Previously uploaded data can be replaced with new data by deleting it first using the --delete switch:

gdc-client upload -m manifest.yml -t token --delete

Recurrent Transfers of Very Large Datasets over High-speed Networks

Institutions that regularly transfer very large volumes of data between GDC facilities (located in Chicago, IL, USA) and a geographically remote location over gigabit+ networks may benefit from using the UDT mode of the GDC Data Transfer Tool. UDT mode is an advanced feature that uses UDT, or User Datagram Protocol (UDP)-based Data Transfer, instead of the ubiquitous Transmission Control Protocol (TCP) protocol. Please contact the GDC Helpdesk if you are interested in learning more about this feature.

Troubleshooting

Invalid Token

An error message about an 'invalid token' means that a new authentication token needs to be obtained from the GDC Data Portal or the GDC Data Submission Portal as described in Preparing for Data Download and Upload.

 403 Client Error: FORBIDDEN: {
      "message": "Your token is invalid or expired, please get a new token from GDC Data Portal"
      }

dbGaP Permissions Error

Users may see the following error message when attempting to download a file from GDC:

 403 Client Error: FORBIDDEN: {
      "message": "You don't have access to the data: Please specify a X-Auth-Token"
      }

This error message indicates that the user does not have dbGaP access to the project to which the file belongs. Instructions for requesting access from dbGaP can be found here.

File Availability Error

Users may also see the following error message when attempting to download a file from GDC:

 403 Client Error: FORBIDDEN: {
    "message": "You don't have access to the data: Requested file abd28349-92cd-48a3-863a-007a218de80f does not allow read access"
    }

This error message means that the file is not available for download. This may be because the file has not been uploaded or released yet or that it is not a file entity.
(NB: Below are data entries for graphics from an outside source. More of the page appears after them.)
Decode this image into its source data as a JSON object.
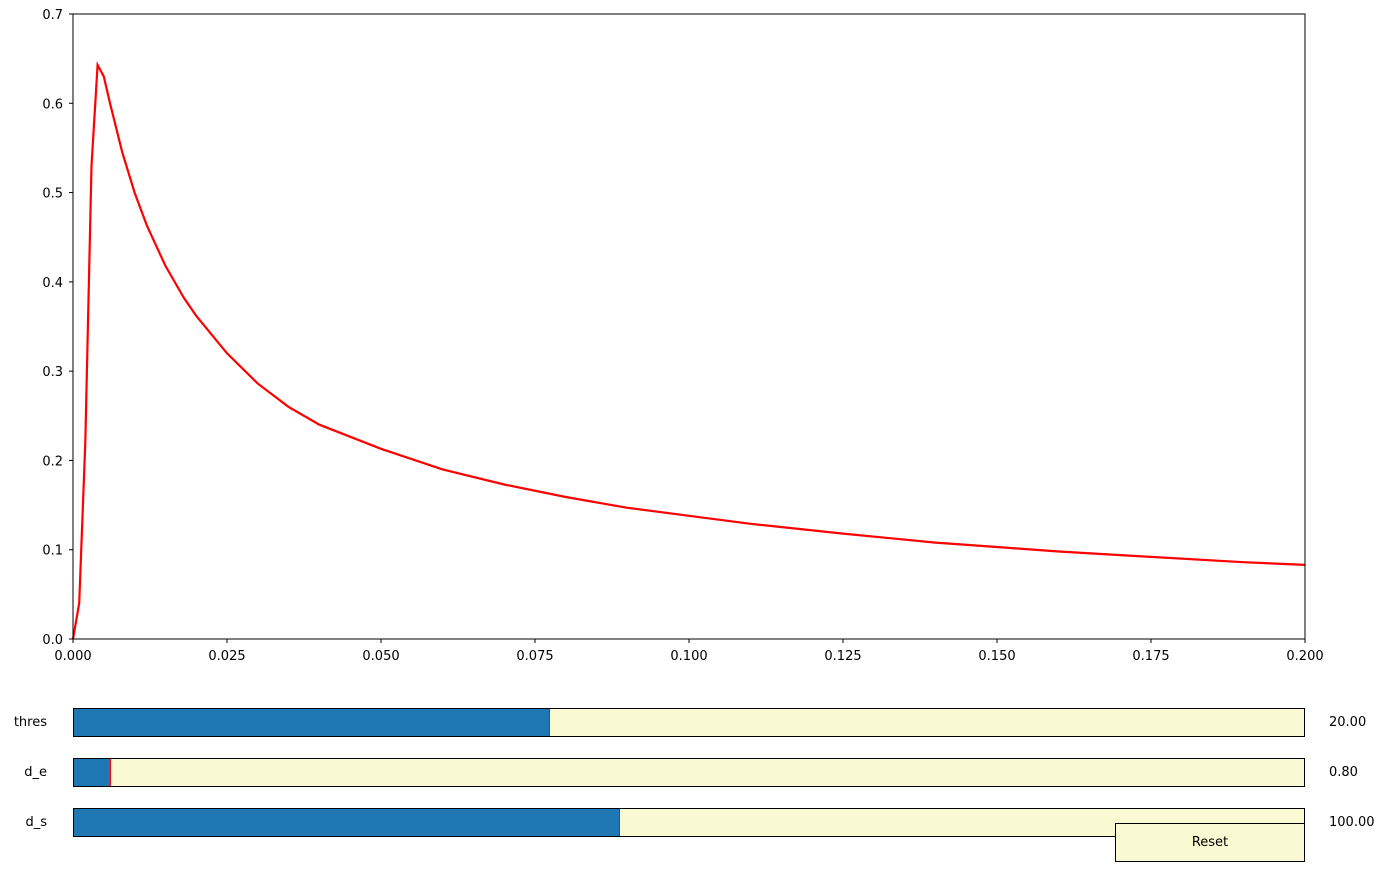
{
  "chart_data": {
    "type": "line",
    "title": "",
    "xlabel": "",
    "ylabel": "",
    "xlim": [
      0.0,
      0.2
    ],
    "ylim": [
      0.0,
      0.7
    ],
    "grid": false,
    "x_ticks": [
      "0.000",
      "0.025",
      "0.050",
      "0.075",
      "0.100",
      "0.125",
      "0.150",
      "0.175",
      "0.200"
    ],
    "y_ticks": [
      "0.0",
      "0.1",
      "0.2",
      "0.3",
      "0.4",
      "0.5",
      "0.6",
      "0.7"
    ],
    "series": [
      {
        "color": "#ff0000",
        "x": [
          0.0,
          0.001,
          0.002,
          0.003,
          0.004,
          0.005,
          0.006,
          0.008,
          0.01,
          0.012,
          0.015,
          0.018,
          0.02,
          0.025,
          0.03,
          0.035,
          0.04,
          0.05,
          0.06,
          0.07,
          0.08,
          0.09,
          0.1,
          0.11,
          0.125,
          0.14,
          0.15,
          0.16,
          0.175,
          0.19,
          0.2
        ],
        "y": [
          0.0,
          0.04,
          0.22,
          0.53,
          0.643,
          0.63,
          0.6,
          0.545,
          0.5,
          0.463,
          0.418,
          0.382,
          0.362,
          0.32,
          0.286,
          0.26,
          0.24,
          0.213,
          0.19,
          0.173,
          0.159,
          0.147,
          0.138,
          0.129,
          0.118,
          0.108,
          0.103,
          0.098,
          0.092,
          0.086,
          0.083
        ]
      }
    ]
  },
  "sliders": [
    {
      "label": "thres",
      "value_text": "20.00",
      "fraction": 0.387
    },
    {
      "label": "d_e",
      "value_text": "0.80",
      "fraction": 0.03
    },
    {
      "label": "d_s",
      "value_text": "100.00",
      "fraction": 0.444
    }
  ],
  "reset_label": "Reset",
  "colors": {
    "fill": "#1f77b4",
    "track": "#fafad2",
    "marker": "#ff0000",
    "line": "#ff0000"
  }
}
GDC Upload Privileges Error

Users may see the following error message when attempting to upload a file:

 Can't upload: {
     "message": "You don't have access to the data: You don't have create role to do 'upload'"
     }

This means that the user has dbGaP read access to the data, but does not have GDC upload privileges. Users can contact The database of Genotypes and Phenotypes (dbGaP) to request upload privileges.

File in Uploaded State Error

Re-uploading a file may return the following error:

 Can't upload: {
      "message": "File in uploaded state, upload not allowed"
      }

To resolve this issue, delete the file using the --delete switch before re-uploading.

Microsoft Windows Executable Error

Attempting to run gdc-client.exe by double-clicking it in the Windows Explorer will produce a window that blinks once and disappears.

This is normal, the executable must be run using the command prompt. Click 'Start', followed by 'Run' and type 'cmd' into the text bar. Then navigate to the path containing the executable using the 'cd' command.